There’s been a lot of tetchy comment in the public prints of late about multinational corporations who manage, entirely legally, to wiggle out of paying more than a pittance in tax in the UK even though they happily trouser handsome profits from the likes of you and me.
How can we stop such practices, people have asked, having obviously decided that an appeal to the better nature of the bean counters who came up with these crafty schemes in the first place will fall on stony ground.
My idea, for want of a better name, is to create a corporate WIM levy which will not only raise money, but also help to address one of the most insidious aspects of modern life.

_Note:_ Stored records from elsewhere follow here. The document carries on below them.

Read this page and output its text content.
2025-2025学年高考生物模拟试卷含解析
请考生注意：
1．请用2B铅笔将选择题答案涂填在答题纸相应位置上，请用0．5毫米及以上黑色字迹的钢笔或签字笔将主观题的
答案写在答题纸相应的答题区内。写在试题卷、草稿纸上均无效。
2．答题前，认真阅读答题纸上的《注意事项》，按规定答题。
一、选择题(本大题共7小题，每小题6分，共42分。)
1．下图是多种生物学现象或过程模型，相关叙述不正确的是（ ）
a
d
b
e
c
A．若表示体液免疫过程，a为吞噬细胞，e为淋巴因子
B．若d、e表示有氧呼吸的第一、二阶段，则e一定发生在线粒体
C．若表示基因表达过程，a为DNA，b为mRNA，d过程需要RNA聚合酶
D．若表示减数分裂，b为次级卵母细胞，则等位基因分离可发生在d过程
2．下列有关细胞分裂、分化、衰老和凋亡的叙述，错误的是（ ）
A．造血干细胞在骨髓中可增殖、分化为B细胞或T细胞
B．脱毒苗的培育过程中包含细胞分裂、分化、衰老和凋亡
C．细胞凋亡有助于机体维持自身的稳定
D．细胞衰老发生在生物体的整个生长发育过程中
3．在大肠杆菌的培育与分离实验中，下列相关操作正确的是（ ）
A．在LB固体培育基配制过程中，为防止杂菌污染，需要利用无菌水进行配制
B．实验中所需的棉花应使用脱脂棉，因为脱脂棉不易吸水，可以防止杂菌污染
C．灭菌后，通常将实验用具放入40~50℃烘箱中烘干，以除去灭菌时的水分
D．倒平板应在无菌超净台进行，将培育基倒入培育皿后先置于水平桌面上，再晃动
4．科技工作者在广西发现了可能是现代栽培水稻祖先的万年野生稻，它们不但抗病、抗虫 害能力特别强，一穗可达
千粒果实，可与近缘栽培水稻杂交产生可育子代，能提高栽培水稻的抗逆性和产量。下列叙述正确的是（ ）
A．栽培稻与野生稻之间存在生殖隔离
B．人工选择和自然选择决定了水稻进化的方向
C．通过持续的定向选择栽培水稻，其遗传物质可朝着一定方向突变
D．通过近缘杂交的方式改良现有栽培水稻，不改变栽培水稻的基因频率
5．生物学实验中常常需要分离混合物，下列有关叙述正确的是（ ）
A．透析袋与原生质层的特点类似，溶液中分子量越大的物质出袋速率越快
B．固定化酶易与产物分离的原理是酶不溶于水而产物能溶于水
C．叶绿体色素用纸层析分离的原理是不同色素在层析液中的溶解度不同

What does WIM stand for, you ask? It stands for Word Inflation Multiplier, and this is how it would work:
Any commercial organisation would be deemed to have a civic duty to be as concise and accurate with its published material as it could be.
And it stands to reason that any which wilfully used more words than necessary would be guilty of word inflation, and should pay for their profligacy.
For example, if you were trundling along the motorway behind a truck which boasted to the world that it was involved in integrated transport solutions, that’s a WIM factor of three – transport was all you needed to know, and even that’s debatable.
Add up all the trucks in that particular company’s fleet, multiply by three and send them a bill. Kerching!
Once you start looking for examples, they’re all over the place.
Just think how much money would be due to the taxman from a firm which foisted upon its customers a bag full of Hand Fried Fully Mature West Country Cheddar and Organic Sliced Red Onion Potato Crisps when all we really needed to know was Cheese & Onion.
And that would be just the start of it – we wouldn’t have to draw the line at packaging and signage.
Just think how much dross there is in any letter, solicited or otherwise, from a major organisation.
Go through a few of them with a keen eye and you’ll soon raise enough to re-open a hospital ward – and let’s not pretend that government communicators are not among the main offenders here.
However, I am not proposing that we should set up Ofword or similar quango to monitor the use of language by captains of industry – there’s a whole regiment of nitpickers like me who would be willing to act as watchdogs for nothing if we thought we were kicking the fat cats where it hurt.
That’s assuming, of course, that said fat cats were not willing to offer me a substantial consultacy fee and were willing to take my advice on how they could cut down on their vain verbosity.